In a recent interview with Republican gubernatorial candidate Greg Gianforte, the Bozeman Daily Chronicle asked him his position on transferring ownership of American public lands to the state.
Gianforte’s response left me and a lot of other Montanans cold. What will become of our public lands and outdoor way of life should he become our next governor?
“I am opposed to deed transfer at this time,” he said, “because I don’t think it’s attainable [emphasis mine].” Using rhetoric that echoes lands transfer zealot Montana State Sen. Jennifer Fielder, he then ran through a laundry list of complaints about American public lands to support an argument for why he’d rather see these lands managed by the state or some other local entity.
He may never explicitly call for the transfer and sale of our public land. But, Gianforte has, in this interview and elsewhere, established a record that leads me to believe he would, if elected, pursue transferring and selling public lands if the political winds give him the chance to do so.
Consider his selection of a running mate.
When Gianforte introduced Phillips County Commissioner Lesley Robinson, she didn’t explicitly endorse lands transfer, but did express support for more state management. Her background indicates a more extremist position. Robinson is vice-chair of the National Association of Counties Public Lands Steering Committee, which recently listed public land management reform, including “support of the transfer of some federal lands to states,” as one of their top priorities.

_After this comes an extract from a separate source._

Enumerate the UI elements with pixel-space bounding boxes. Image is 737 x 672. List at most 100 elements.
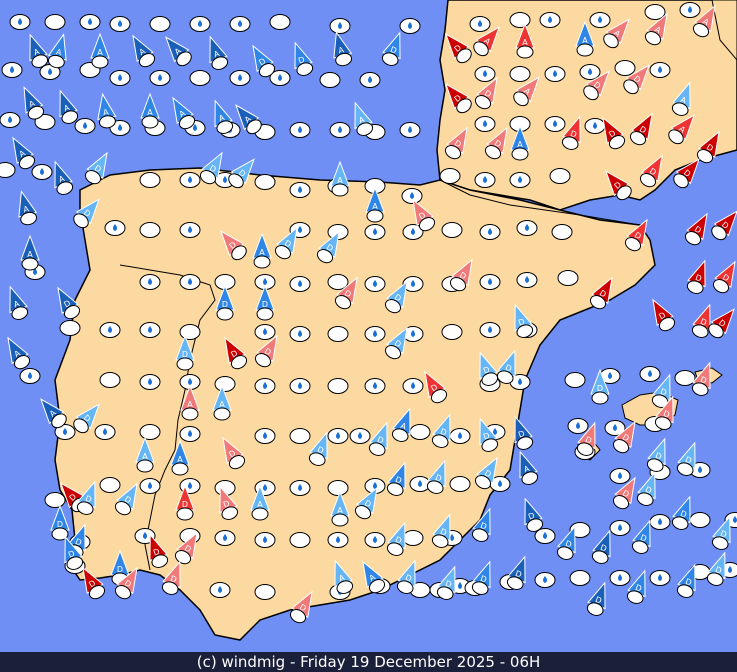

In the Chronicle interview, Gianforte veered from lauding state management to supporting a half-baked proposal for projects that would have county commissioners or “some new commission” manage “federally-deeded lands.”
This might sound good to followers of Cliven and Ammon Bundy, but “local management” of American pubic lands is simply an unworkable idea that would put Montana’s taxpayers on the hook for fighting fires on an additional 27 million acres of public lands – at a cost of more than $100 million in dry years. It would also come with many other costs that would, when added up, force the state to sell our public lands to the highest bidder and prioritize resource extraction over public access on the public lands that remained.
Judging by Gianforte’s financial support of the Property and Environment Research Center, this could be what he has in mind. A think-tank backed handsomely by the fossil fuel industry (including the Koch brothers), PERC has a long history of advocating for the privatization and industrialization of public lands, going so far as to offer “a blueprint for auctioning off all public lands over 20 to 40 years.”
For the good of Big Sky Country, Gianforte should listen to the majority of Montanans – nearly 60 percent, according to a recently Colorado College poll – who oppose the idea of transferring American public lands to individual states. He should also consider that public lands in Montana generate $6 billion annually, including $403 million in tax revenue, and account for 64,000 jobs across the state. More importantly, public lands provide the outdoor way of life that defines who we are as Montanans.
The Republican Party of Montana, which passed a resolution in 2014 to “support granting federally managed public lands to the states,” would also do well to remember what public lands mean to Montanans.
This year, let’s make sure we elect candidates who honor, and will unequivocally support retention of our public lands and the gifts they provide. After all, our American lands are the birthright of every American, and nowhere is this proud heritage stronger than in Montana.